U.S. House Republicans plan to try to slash $100 billion from the federal budget as early as January if they wrest power from Democrats in this year’s midterm elections, setting up possible early showdowns with President Barack Obama on taxes and spending.

A Republican House takeover would thrust new committee heads, such as Representative Dave Camp on the Ways and Means panel, into the spotlight within weeks -- or days -- of seizing their gavels in early January.
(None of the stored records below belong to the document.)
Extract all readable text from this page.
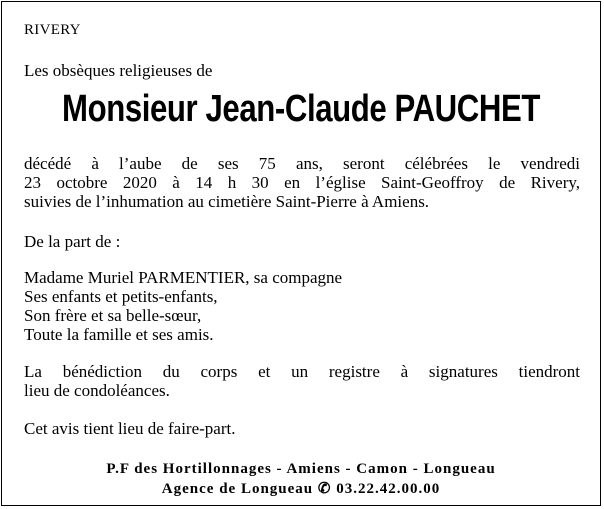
RIVERY
Les obsèques religieuses de
Monsieur Jean-Claude PAUCHET
décédé à l’aube de ses 75 ans, seront célébrées le vendredi
23 octobre 2020 à 14 h 30 en l’église Saint-Geoffroy de Rivery,
suivies de l’inhumation au cimetière Saint-Pierre à Amiens.
De la part de :
Madame Muriel PARMENTIER, sa compagne
Ses enfants et petits-enfants,
Son frère et sa belle-sœur,
Toute la famille et ses amis.
La bénédiction du corps et un registre à signatures tiendront
lieu de condoléances.
Cet avis tient lieu de faire-part.
P.F des Hortillonnages - Amiens - Camon - Longueau
Agence de Longueau ✆ 03.22.42.00.00
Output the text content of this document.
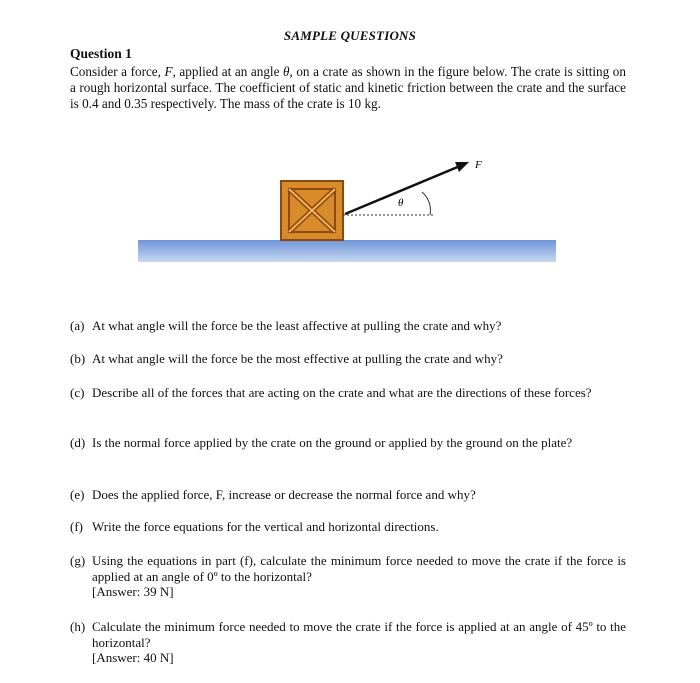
SAMPLE QUESTIONS
Question 1
Consider a force, F, applied at an angle θ, on a crate as shown in the figure below. The crate is sitting on a rough horizontal surface. The coefficient of static and kinetic friction between the crate and the surface is 0.4 and 0.35 respectively. The mass of the crate is 10 kg.
F
θ
(a) At what angle will the force be the least affective at pulling the crate and why?
(b) At what angle will the force be the most effective at pulling the crate and why?
(c) Describe all of the forces that are acting on the crate and what are the directions of these forces?
(d) Is the normal force applied by the crate on the ground or applied by the ground on the plate?
(e) Does the applied force, F, increase or decrease the normal force and why?
(f) Write the force equations for the vertical and horizontal directions.
(g) Using the equations in part (f), calculate the minimum force needed to move the crate if the force is applied at an angle of 0º to the horizontal?
[Answer: 39 N]
(h) Calculate the minimum force needed to move the crate if the force is applied at an angle of 45º to the horizontal?
[Answer: 40 N]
They would confront quick political tests that could alienate independent voters and Tea Party activists alike, analysts said.

“The major issues are going to be fiscal, and fiscal issues are always contentious,” said Jack Pitney, a political science professor at Claremont McKenna College in Claremont, California.

Carrying out spending cuts that Republicans have pledged to seek -- which would amount to 21 percent of the government’s so-called discretionary money pot -- could prove politically difficult. Reducing funds for programs such as college loans for low-income students or medical research at the National Institutes of Health is harder than promising to do that on the campaign trail.

Republicans “will quickly find out that across-the-board cuts have political repercussions,” Pitney said.  

Of course, all of this depends one whether or not the Republicans decide to shut down the government later next month by sinking the lame duck session.  No matter what happens on Tuesday, the Bush tax cuts expire in January, and I'm betting that the Republicans will simply run out the clock unless they get a permanent (and budget busting) extension of them for the top 5% of Americans.  They'll then declare that they have to make up the difference by cutting spending from popular programs, and that's going to have serious consequences.  Remember, the Republicans have no intention of working with the Democrats.  At all.

There's going to be nothing but gridlock because that's the goal.  If you think putting the Republicans back in power will equal a more moderate and less "extreme" federal government, well, don't say I didn't warn you.